De verdachte heeft blijkens zijn eigen verklaringen zijn sporen in de judosport verdiend en is mitsdien geenszins onbekend ten aanzien van de gevolgen van fysiek geweld, indien tegen personen gebruikt. Minstgenomen is verdachte, zo moet worden aangenomen, door zijn ervaringen met de judosport meer dan een gemiddeld mens in staat om de gevolgen en risico's van fysiek geweld van de ene mens jegens de andere in te schatten. Blijkens een hem betreffend uittreksel uit het Algemeen Documentatieregister van de Justitiële Documentatiedienst van 9 juli 2003, is verdachte eerder ter zake van een geweldsdelict veroordeeld. Uit diverse rapportages met betrekking tot de persoon van de verdachte, te weten een psychiatrisch rapport de dato 14 oktober 2002 en een rapport de dato 26 september 2002 van een reclasseringsmedewerker, blijkt dat behandeling van problemen die de verdachte ondervindt ten aanzien van zijn agressieregulatie, geïndiceerd is. Verdachte was zich blijkens zijn eigen verklaringen ervan bewust dat hij ten tijde van het gepleegde feit een spanningsvolle periode doormaakte. Tegen die achtergrond bezien had verdachte zichzelf niet in die situatie, zoals deze is ontstaan, moeten manoeuvreren, maar had hij deze moeten ontlopen, bijvoorbeeld door een collega naar de stand van het slachtoffer te sturen.

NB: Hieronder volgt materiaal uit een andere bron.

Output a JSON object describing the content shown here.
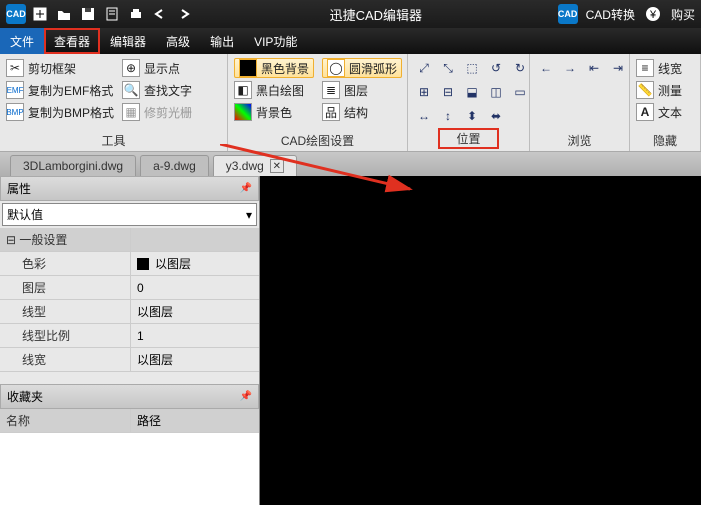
{
  "titlebar": {
    "title": "迅捷CAD编辑器",
    "convert": "CAD转换",
    "buy": "购买"
  },
  "menu": {
    "file": "文件",
    "viewer": "查看器",
    "editor": "编辑器",
    "advanced": "高级",
    "output": "输出",
    "vip": "VIP功能"
  },
  "ribbon": {
    "tools": {
      "label": "工具",
      "clip": "剪切框架",
      "emf": "复制为EMF格式",
      "bmp": "复制为BMP格式",
      "showpt": "显示点",
      "findtxt": "查找文字",
      "trimcd": "修剪光栅"
    },
    "cad": {
      "label": "CAD绘图设置",
      "blackbg": "黑色背景",
      "bwdraw": "黑白绘图",
      "bgcolor": "背景色",
      "smootharc": "圆滑弧形",
      "layer": "图层",
      "struct": "结构"
    },
    "position": {
      "label": "位置"
    },
    "browse": {
      "label": "浏览",
      "linew": "线宽",
      "measure": "测量",
      "text": "文本",
      "favorite": "隐藏"
    }
  },
  "tabs": {
    "t1": "3DLamborgini.dwg",
    "t2": "a-9.dwg",
    "t3": "y3.dwg"
  },
  "props": {
    "title": "属性",
    "default": "默认值",
    "general": "一般设置",
    "color_k": "色彩",
    "color_v": "以图层",
    "layer_k": "图层",
    "layer_v": "0",
    "ltype_k": "线型",
    "ltype_v": "以图层",
    "lscale_k": "线型比例",
    "lscale_v": "1",
    "lwidth_k": "线宽",
    "lwidth_v": "以图层"
  },
  "fav": {
    "title": "收藏夹",
    "name": "名称",
    "path": "路径"
  }
}
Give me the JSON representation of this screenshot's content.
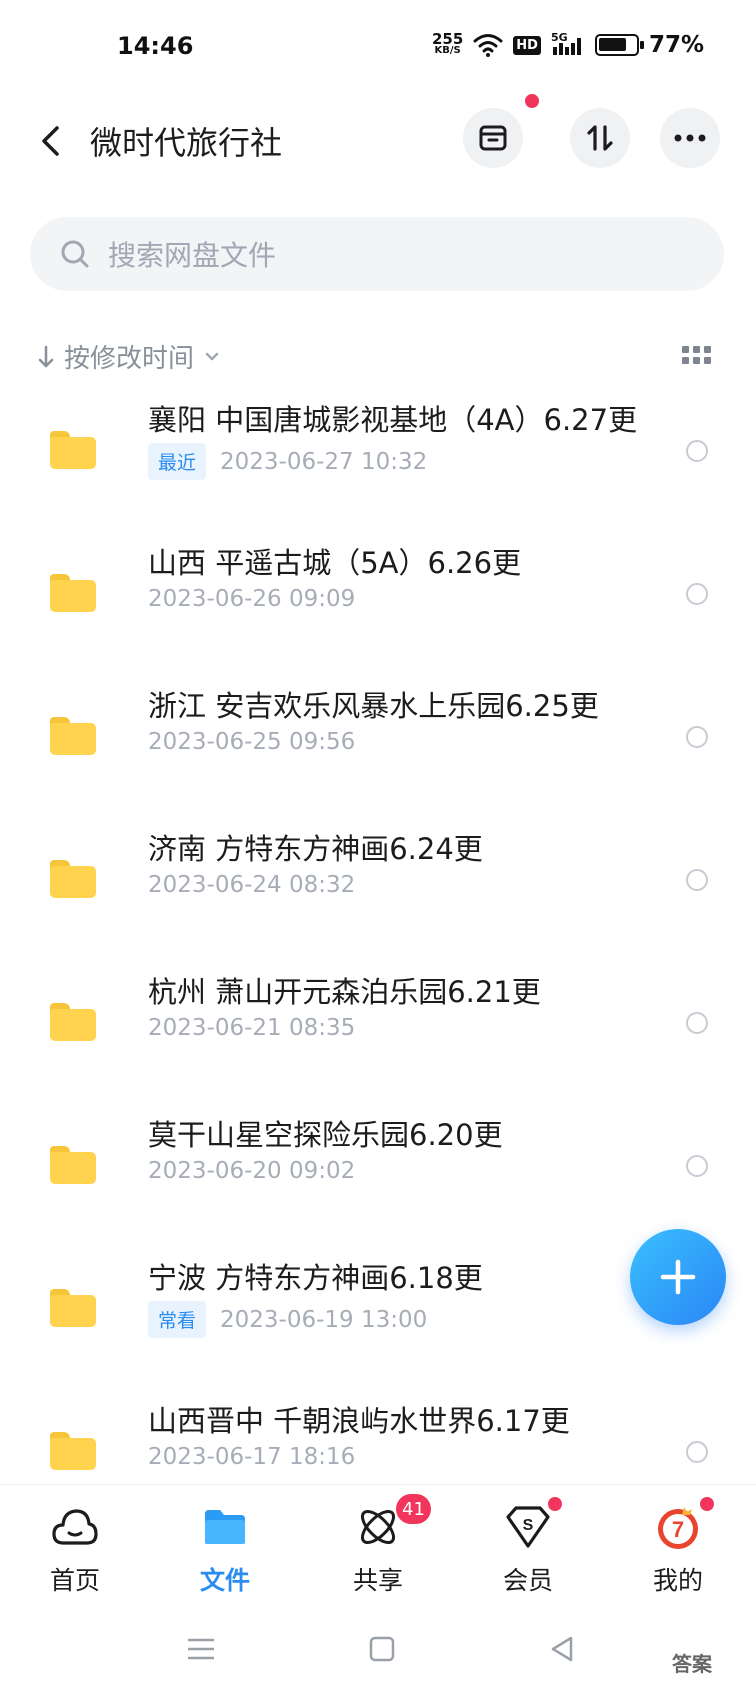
{
  "status_bar": {
    "time": "14:46",
    "net_speed_value": "255",
    "net_speed_unit": "KB/S",
    "hd_label": "HD",
    "signal_label": "5G",
    "battery_percent": "77%",
    "battery_level": 0.77
  },
  "header": {
    "title": "微时代旅行社",
    "back_icon": "chevron-left-icon",
    "buttons": [
      "archive-icon",
      "sort-arrows-icon",
      "more-icon"
    ]
  },
  "search": {
    "placeholder": "搜索网盘文件"
  },
  "sort": {
    "label": "按修改时间"
  },
  "files": [
    {
      "name": "襄阳 中国唐城影视基地（4A）6.27更",
      "tag": "最近",
      "date": "2023-06-27  10:32"
    },
    {
      "name": "山西  平遥古城（5A）6.26更",
      "tag": "",
      "date": "2023-06-26  09:09"
    },
    {
      "name": "浙江 安吉欢乐风暴水上乐园6.25更",
      "tag": "",
      "date": "2023-06-25  09:56"
    },
    {
      "name": "济南 方特东方神画6.24更",
      "tag": "",
      "date": "2023-06-24  08:32"
    },
    {
      "name": "杭州 萧山开元森泊乐园6.21更",
      "tag": "",
      "date": "2023-06-21  08:35"
    },
    {
      "name": "莫干山星空探险乐园6.20更",
      "tag": "",
      "date": "2023-06-20  09:02"
    },
    {
      "name": "宁波 方特东方神画6.18更",
      "tag": "常看",
      "date": "2023-06-19  13:00"
    },
    {
      "name": "山西晋中 千朝浪屿水世界6.17更",
      "tag": "",
      "date": "2023-06-17  18:16"
    }
  ],
  "tabbar": {
    "items": [
      {
        "label": "首页",
        "icon": "cloud-face-icon"
      },
      {
        "label": "文件",
        "icon": "folder-icon"
      },
      {
        "label": "共享",
        "icon": "atom-share-icon"
      },
      {
        "label": "会员",
        "icon": "vip-diamond-icon"
      },
      {
        "label": "我的",
        "icon": "avatar-icon"
      }
    ],
    "share_badge": "41"
  },
  "watermark": "答案",
  "colors": {
    "accent": "#2a8cf0",
    "folder": "#ffd34d",
    "badge": "#f2355c"
  }
}
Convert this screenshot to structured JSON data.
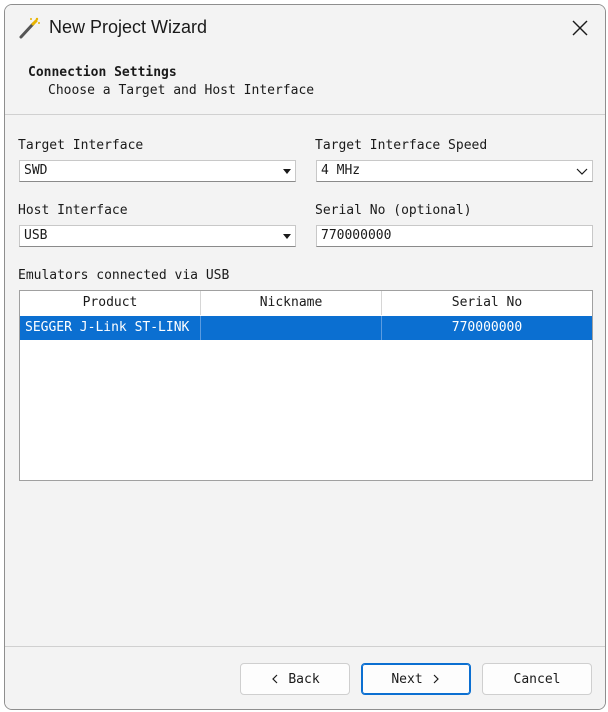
{
  "window": {
    "title": "New Project Wizard",
    "icon": "magic-wand-icon"
  },
  "header": {
    "title": "Connection Settings",
    "subtitle": "Choose a Target and Host Interface"
  },
  "form": {
    "target_interface_label": "Target Interface",
    "target_interface_value": "SWD",
    "target_speed_label": "Target Interface Speed",
    "target_speed_value": "4 MHz",
    "host_interface_label": "Host Interface",
    "host_interface_value": "USB",
    "serial_label": "Serial No (optional)",
    "serial_value": "770000000"
  },
  "emulators": {
    "label": "Emulators connected via USB",
    "columns": [
      "Product",
      "Nickname",
      "Serial No"
    ],
    "rows": [
      {
        "product": "SEGGER J-Link ST-LINK",
        "nickname": "",
        "serial": "770000000"
      }
    ]
  },
  "buttons": {
    "back": "Back",
    "next": "Next",
    "cancel": "Cancel"
  }
}
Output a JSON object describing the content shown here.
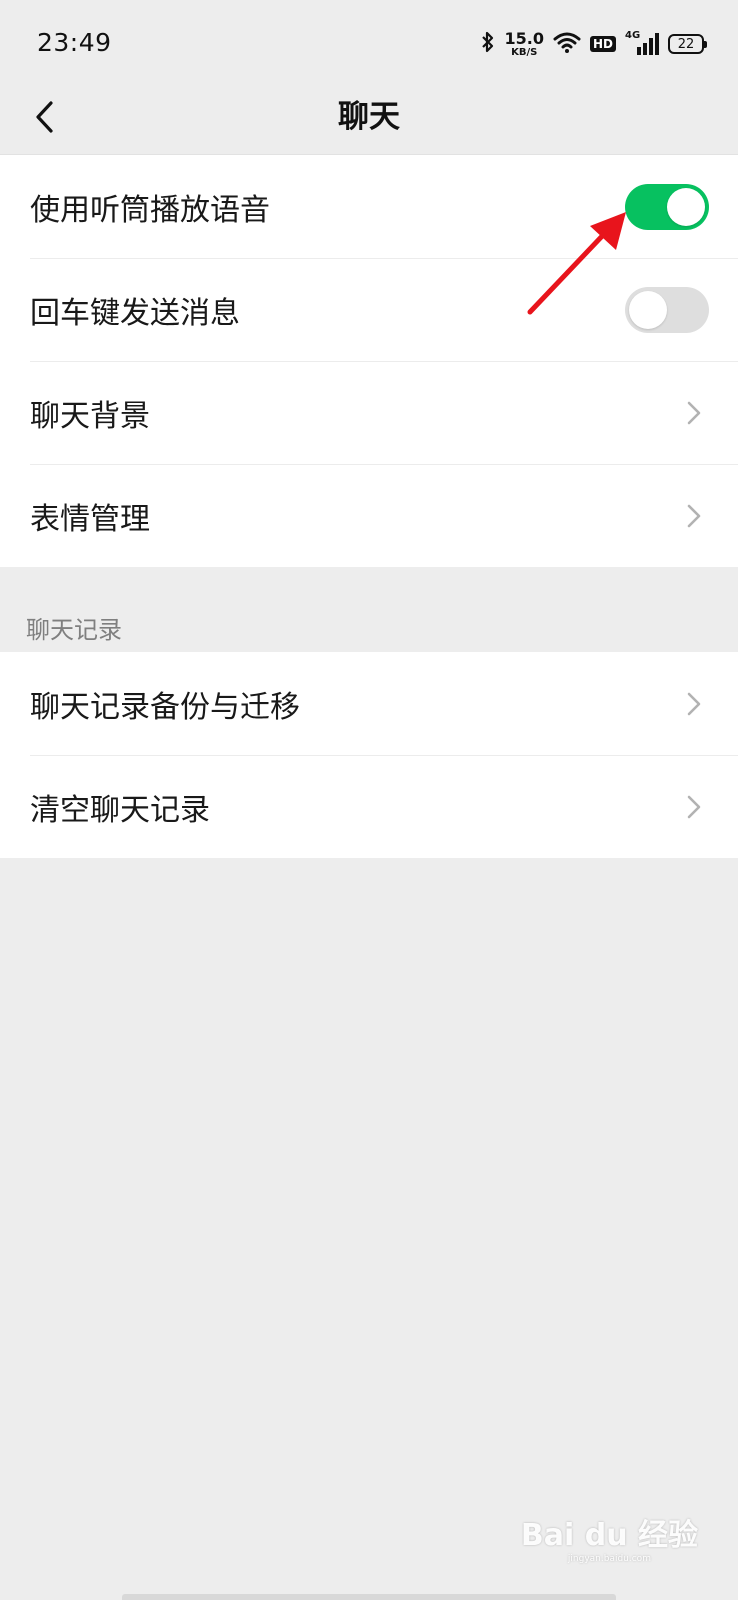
{
  "status_bar": {
    "time": "23:49",
    "speed_value": "15.0",
    "speed_unit": "KB/S",
    "hd": "HD",
    "network": "4G",
    "battery": "22"
  },
  "nav": {
    "title": "聊天"
  },
  "settings": [
    {
      "label": "使用听筒播放语音",
      "control": "toggle",
      "on": true
    },
    {
      "label": "回车键发送消息",
      "control": "toggle",
      "on": false
    },
    {
      "label": "聊天背景",
      "control": "chevron"
    },
    {
      "label": "表情管理",
      "control": "chevron"
    }
  ],
  "history": {
    "header": "聊天记录",
    "items": [
      {
        "label": "聊天记录备份与迁移",
        "control": "chevron"
      },
      {
        "label": "清空聊天记录",
        "control": "chevron"
      }
    ]
  },
  "watermark": {
    "brand": "Bai du 经验",
    "url": "jingyan.baidu.com"
  },
  "colors": {
    "toggle_on": "#07c160",
    "toggle_off": "#dedede",
    "annotation_arrow": "#e8141c",
    "background": "#ededed"
  }
}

Na het gebeuren heeft de verdachte ervoor gekozen Singapore uit te vluchten, kennelijk zonder zich om de gevolgen voor het slachtoffer te bekommeren.
Het hof acht, alles afwegende, een gevangenisstraf van na te melden duur passend en geboden.
Toepasselijke wettelijke voorschriften
De op te leggen straf is gegrond op artikel 287 van het Wetboek van Strafrecht.
Vernietigt het vonnis waarvan beroep en doet opnieuw recht.
Verklaart wettig en overtuigend bewezen dat de verdachte het primair tenlastegelegde heeft begaan zoals hierboven in de rubriek bewijs omschreven.
Verklaart niet wettig en overtuigend bewezen hetgeen de verdachte onder primair meer of anders is ten laste gelegd en spreekt verdachte daarvan vrij.
Verklaart dat het bewezenverklaarde het hierboven vermelde strafbare feit oplevert.
Verklaart het bewezenverklaarde strafbaar en ook de verdachte daarvoor strafbaar.
Veroordeelt de verdachte tot een gevangenisstraf voor de duur van 7 (ZEVEN) JAREN.
Beveelt dat de tijd, die door de veroordeelde vóór de tenuitvoerlegging van deze uitspraak in deze zaak in verzekering en in voorlopige hechtenis is doorgebracht, bij de uitvoering van de opgelegde gevangenisstraf in mindering wordt gebracht.
Dit arrest is gewezen door de vijfde meervoudige strafkamer van het gerechtshof te Amsterdam, waarin zitting hadden mrs. Veldhuisen, Voncken en Van Atteveld, in tegenwoordigheid van mr. Bons, griffier en is uitgesproken op de openbare terechtzitting van dit gerechtshof van 11 september 2003.